A record-breaking heat wave sent U.S. temperatures skyrocketing this week, and with most days hovering around the triple digits on the East Coast and beyond, Americans have not been shy in expressing their dissatisfaction. The brutal weather, along with a spate of wildfires and storms, has rekindled the debate on climate change and prompted all manner of warnings about heat exhaustion and stroke.
Of course, it could be much worse. Although there's no set maximum temperature that humans can withstand (humidity level is the determining factor), heat indexes spiking 125 degrees Fahrenheit in Africa and Asia test the limits of what's livable -- and that's not even the worst of the worst. Here, we take a tour of the 10 places where the world's hottest temperatures have been recorded. So stop your whining; this week's heat is bad, but it's no Lut Desert.
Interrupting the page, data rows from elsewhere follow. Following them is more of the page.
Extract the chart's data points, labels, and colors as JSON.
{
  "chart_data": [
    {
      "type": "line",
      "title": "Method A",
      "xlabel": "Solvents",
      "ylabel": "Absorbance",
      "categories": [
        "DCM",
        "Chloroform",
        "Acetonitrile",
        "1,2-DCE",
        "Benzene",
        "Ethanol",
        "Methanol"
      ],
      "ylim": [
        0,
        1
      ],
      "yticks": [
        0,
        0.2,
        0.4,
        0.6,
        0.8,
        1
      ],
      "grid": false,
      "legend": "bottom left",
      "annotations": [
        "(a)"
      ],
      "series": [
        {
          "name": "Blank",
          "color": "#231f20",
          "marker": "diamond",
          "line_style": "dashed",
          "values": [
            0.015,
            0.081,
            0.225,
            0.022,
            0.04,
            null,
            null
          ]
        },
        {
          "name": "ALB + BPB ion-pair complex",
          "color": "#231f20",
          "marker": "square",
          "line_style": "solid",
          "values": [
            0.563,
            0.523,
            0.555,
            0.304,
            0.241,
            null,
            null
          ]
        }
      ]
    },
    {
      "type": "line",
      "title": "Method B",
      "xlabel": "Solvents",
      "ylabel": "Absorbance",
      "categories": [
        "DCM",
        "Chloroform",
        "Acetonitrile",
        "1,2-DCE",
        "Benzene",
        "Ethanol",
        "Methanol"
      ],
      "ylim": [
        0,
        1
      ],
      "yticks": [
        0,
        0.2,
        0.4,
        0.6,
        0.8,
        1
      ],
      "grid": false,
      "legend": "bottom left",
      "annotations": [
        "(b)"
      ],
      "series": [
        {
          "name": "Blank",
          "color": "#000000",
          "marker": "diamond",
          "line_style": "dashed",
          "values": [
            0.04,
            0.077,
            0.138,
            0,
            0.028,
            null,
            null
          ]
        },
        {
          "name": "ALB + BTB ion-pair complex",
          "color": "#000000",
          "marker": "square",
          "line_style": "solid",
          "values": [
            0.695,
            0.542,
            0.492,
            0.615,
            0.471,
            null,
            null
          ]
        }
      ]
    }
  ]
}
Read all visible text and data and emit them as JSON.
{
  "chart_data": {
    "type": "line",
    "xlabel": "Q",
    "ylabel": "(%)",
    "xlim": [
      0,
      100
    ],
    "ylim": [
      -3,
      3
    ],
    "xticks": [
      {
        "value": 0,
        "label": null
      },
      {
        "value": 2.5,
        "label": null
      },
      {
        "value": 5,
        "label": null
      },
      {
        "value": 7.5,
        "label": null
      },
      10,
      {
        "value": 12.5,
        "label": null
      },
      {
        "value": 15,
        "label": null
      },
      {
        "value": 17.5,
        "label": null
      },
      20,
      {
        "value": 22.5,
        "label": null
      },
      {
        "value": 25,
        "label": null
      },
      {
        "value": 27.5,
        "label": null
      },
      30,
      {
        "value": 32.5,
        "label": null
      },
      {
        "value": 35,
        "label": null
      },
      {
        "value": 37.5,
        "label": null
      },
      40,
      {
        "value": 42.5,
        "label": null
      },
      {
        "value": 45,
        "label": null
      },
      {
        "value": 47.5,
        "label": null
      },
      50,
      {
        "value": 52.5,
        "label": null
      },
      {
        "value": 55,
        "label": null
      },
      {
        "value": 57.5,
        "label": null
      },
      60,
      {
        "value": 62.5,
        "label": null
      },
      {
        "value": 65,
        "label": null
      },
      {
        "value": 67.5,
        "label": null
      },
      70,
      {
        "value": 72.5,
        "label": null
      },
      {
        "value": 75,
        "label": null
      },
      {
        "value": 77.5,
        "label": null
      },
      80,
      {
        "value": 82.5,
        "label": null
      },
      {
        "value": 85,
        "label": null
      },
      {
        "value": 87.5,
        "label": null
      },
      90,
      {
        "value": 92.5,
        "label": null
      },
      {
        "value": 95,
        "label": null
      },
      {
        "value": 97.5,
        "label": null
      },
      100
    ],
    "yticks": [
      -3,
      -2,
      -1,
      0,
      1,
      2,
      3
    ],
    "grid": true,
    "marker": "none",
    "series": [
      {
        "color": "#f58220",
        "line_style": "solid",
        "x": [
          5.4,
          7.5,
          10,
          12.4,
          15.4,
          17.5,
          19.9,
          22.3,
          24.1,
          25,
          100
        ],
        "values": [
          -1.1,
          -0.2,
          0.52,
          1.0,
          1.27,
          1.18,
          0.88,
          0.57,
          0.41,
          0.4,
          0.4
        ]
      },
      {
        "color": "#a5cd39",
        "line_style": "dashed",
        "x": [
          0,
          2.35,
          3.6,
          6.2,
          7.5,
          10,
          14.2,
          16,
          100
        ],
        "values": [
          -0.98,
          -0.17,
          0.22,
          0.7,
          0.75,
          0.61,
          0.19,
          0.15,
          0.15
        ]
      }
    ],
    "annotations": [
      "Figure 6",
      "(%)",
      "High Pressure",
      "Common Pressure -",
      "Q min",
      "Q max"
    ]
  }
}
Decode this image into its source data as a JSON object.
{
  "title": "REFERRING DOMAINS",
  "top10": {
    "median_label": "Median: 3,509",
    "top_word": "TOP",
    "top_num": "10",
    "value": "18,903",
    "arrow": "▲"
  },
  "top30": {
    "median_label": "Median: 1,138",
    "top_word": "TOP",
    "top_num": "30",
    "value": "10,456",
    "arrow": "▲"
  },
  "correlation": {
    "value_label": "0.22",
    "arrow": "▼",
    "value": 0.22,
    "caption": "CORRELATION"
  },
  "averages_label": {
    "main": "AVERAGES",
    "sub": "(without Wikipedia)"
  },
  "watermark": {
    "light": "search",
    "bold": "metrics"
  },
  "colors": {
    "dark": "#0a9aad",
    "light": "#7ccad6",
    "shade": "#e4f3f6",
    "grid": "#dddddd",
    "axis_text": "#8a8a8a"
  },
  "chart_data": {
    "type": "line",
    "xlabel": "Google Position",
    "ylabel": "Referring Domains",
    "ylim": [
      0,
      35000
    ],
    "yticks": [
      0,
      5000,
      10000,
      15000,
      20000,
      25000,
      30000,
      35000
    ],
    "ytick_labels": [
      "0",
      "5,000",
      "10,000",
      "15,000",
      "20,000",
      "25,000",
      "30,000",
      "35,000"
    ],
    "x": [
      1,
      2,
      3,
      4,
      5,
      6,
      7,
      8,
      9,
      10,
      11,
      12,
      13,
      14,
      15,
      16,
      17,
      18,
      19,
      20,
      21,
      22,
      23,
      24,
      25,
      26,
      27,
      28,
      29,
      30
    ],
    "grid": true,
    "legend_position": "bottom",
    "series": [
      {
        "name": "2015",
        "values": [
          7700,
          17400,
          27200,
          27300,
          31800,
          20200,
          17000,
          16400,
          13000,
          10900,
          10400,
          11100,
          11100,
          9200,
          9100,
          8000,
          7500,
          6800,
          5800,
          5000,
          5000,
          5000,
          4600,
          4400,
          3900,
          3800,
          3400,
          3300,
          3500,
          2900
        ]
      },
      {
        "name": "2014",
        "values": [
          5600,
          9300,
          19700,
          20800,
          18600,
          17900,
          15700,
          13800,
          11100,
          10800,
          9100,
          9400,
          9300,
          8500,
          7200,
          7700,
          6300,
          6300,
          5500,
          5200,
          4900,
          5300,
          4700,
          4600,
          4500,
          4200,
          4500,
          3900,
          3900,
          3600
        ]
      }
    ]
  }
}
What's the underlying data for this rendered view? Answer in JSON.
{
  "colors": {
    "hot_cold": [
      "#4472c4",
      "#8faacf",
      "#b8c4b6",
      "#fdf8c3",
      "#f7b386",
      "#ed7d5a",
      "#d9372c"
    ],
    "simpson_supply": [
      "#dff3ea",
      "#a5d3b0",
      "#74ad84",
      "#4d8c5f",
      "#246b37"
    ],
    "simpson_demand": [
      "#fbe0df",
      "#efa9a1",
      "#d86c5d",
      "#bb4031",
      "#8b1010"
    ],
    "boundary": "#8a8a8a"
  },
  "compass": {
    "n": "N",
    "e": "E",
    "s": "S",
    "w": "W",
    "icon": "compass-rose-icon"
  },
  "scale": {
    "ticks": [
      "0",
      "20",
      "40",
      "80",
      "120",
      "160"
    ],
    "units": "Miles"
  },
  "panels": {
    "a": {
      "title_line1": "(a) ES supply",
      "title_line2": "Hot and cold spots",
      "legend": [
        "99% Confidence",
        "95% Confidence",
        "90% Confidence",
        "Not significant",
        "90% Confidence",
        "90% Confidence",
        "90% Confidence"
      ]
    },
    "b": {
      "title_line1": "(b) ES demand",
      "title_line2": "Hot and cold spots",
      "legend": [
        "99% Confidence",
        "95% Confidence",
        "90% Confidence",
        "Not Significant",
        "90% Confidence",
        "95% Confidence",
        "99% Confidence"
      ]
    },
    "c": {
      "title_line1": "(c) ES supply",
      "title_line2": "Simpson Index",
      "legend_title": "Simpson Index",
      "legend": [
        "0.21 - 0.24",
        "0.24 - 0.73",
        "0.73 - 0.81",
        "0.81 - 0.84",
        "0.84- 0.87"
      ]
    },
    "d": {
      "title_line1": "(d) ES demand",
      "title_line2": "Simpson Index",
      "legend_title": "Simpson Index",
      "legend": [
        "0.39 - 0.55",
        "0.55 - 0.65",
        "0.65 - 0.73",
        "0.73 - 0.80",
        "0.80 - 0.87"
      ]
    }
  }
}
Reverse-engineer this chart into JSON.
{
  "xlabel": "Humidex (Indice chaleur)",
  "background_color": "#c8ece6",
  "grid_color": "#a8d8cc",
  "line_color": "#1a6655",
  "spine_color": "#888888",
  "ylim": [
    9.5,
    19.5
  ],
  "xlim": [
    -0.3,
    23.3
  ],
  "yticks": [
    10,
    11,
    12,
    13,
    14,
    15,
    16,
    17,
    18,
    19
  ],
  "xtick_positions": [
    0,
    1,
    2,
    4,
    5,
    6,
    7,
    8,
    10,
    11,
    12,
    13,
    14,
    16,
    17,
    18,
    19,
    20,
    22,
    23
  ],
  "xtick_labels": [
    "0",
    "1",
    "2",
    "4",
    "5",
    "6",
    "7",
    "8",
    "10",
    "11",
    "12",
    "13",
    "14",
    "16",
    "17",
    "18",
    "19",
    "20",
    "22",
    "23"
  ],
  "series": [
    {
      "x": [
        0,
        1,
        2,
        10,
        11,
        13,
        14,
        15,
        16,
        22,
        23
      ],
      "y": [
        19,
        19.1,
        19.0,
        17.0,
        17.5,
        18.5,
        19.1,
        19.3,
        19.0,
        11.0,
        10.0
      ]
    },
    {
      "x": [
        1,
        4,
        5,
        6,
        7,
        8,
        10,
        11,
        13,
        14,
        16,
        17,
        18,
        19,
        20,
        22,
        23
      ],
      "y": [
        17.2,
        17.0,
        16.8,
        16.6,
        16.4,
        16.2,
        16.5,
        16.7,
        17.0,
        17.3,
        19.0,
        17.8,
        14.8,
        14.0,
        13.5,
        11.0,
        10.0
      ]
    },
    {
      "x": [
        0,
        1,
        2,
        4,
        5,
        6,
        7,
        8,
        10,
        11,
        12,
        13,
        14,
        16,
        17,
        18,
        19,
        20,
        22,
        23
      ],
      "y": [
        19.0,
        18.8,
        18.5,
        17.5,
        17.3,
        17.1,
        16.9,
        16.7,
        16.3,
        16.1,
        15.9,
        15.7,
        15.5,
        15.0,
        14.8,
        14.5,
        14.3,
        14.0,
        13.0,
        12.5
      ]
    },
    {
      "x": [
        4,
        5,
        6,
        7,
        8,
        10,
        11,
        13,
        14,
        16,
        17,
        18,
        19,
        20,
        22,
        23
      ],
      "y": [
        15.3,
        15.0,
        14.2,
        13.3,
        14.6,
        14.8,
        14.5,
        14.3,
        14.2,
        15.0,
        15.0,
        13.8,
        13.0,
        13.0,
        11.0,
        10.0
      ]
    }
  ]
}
1. Lut Desert, Iran -- 159 degrees F
In 2005, history's hottest surface temperature was recorded in a dry salt lake in eastern Iran's Lut Desert. The Lut Desert is too hot even for milk to spoil because bacteria can't grow in temperatures that high -- after researchers left sterilized milk uncovered and found it unspoiled, the Lut Desert was declared an abiotic zone. Described by Google Sightseeing as the "most deserty" of the world's deserts, Lut is completely surrounded by mountains and is also home to the world's tallest sand pyramid.
Above, sand pyramids are seen in Iran's Lut Desert.